動画を撮ったことがある者なら一度は経験する音声トラブル。例に漏れず伊織にも経験があり、それを思い出して苦い笑みを浮かべた。


「二人とも準備はいいですか?」


「はい!」


「ん」


◇◇◇


「はい、どうも皆さんこんにちは!カロンのサクラです!」


「朝っぱらから叩き起こされたみのりです」


「連絡したのは昨日ですよ?」


「そうだっけ?」


 ちょっとした雑談を交えたあいさつから動画が始まる、最初から本題に入ることが望ましいところだが、尺の問題や視聴者が追いつけなかったりするので、最初は自分達の助走も兼ねてこのスタイルにしている。
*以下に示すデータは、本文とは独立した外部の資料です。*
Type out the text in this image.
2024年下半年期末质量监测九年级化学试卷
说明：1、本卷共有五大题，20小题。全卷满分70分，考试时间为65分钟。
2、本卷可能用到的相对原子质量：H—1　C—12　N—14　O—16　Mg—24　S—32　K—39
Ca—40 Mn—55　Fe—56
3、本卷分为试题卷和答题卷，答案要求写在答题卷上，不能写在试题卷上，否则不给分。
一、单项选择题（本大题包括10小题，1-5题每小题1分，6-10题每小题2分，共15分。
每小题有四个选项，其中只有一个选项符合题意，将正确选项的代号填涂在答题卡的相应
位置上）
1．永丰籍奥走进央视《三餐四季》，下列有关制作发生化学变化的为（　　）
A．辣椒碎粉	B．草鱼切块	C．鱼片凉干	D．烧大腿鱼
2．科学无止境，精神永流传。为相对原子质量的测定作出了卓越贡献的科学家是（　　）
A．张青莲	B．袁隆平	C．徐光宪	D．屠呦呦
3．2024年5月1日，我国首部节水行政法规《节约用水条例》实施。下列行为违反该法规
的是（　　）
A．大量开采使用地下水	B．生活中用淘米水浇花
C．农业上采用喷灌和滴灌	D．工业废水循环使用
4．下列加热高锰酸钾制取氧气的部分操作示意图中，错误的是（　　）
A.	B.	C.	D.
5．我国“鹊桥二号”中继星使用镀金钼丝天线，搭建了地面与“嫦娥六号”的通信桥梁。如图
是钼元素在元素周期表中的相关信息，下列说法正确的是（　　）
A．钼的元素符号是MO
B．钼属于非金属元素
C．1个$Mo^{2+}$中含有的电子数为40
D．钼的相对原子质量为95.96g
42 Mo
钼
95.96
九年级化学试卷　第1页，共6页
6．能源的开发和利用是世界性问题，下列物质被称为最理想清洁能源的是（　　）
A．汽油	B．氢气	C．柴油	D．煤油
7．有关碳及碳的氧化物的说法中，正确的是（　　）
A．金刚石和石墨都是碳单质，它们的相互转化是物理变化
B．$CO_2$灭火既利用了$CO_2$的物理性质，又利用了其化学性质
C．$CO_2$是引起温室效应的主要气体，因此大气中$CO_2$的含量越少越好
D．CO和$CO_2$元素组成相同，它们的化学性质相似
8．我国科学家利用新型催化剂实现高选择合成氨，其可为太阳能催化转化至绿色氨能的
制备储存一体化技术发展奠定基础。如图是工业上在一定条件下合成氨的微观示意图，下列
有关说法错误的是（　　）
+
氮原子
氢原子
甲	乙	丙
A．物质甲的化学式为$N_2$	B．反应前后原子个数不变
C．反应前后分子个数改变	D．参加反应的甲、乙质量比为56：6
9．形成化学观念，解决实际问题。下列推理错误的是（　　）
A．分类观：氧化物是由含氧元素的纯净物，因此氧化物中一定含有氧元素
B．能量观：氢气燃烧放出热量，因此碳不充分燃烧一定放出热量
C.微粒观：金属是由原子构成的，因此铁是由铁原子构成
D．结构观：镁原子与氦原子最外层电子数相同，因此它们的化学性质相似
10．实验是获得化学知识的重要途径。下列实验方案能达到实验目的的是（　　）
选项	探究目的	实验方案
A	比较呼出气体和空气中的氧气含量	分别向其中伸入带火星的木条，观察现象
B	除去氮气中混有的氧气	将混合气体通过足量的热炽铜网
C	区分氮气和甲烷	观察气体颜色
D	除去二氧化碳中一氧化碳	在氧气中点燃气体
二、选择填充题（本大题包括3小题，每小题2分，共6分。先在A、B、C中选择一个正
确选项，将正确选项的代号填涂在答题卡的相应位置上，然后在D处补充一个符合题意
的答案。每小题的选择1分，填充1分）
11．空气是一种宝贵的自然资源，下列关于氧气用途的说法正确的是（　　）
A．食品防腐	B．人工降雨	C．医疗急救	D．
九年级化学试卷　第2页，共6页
「早速ですが、本日の動画は、“新人マネージャーとルームツアー”!」


「そのマネージャーがいないんだけど」


テンションを上げて手を叩くサクラに冷静にツッコミを入れるみのり。


「そうでした、伊織さん!こっちですよ〜」


手招きを合図に伊織はカメラの前に姿を現す。

 まだ初出演と言うこともあって、一旦は顔出ししないということになっているので狐の仮面を被っての出演となる。


「えっと、新人の伊織です。よろしくお願いします!」


軽く腰を曲げて礼をする。あまり大きく礼をしてしまうとカメラに映りづらいし、影が大きくできてしまうのでその配慮だ。


「ん、よろしく。てか、なんでこの時期に新人?」


「ふっふっふ、やっぱりそこが気になるますか!」


みのりが視聴者の疑問を代弁するように質問をするに対して、サクラはなぜか得意げな表情を見せる。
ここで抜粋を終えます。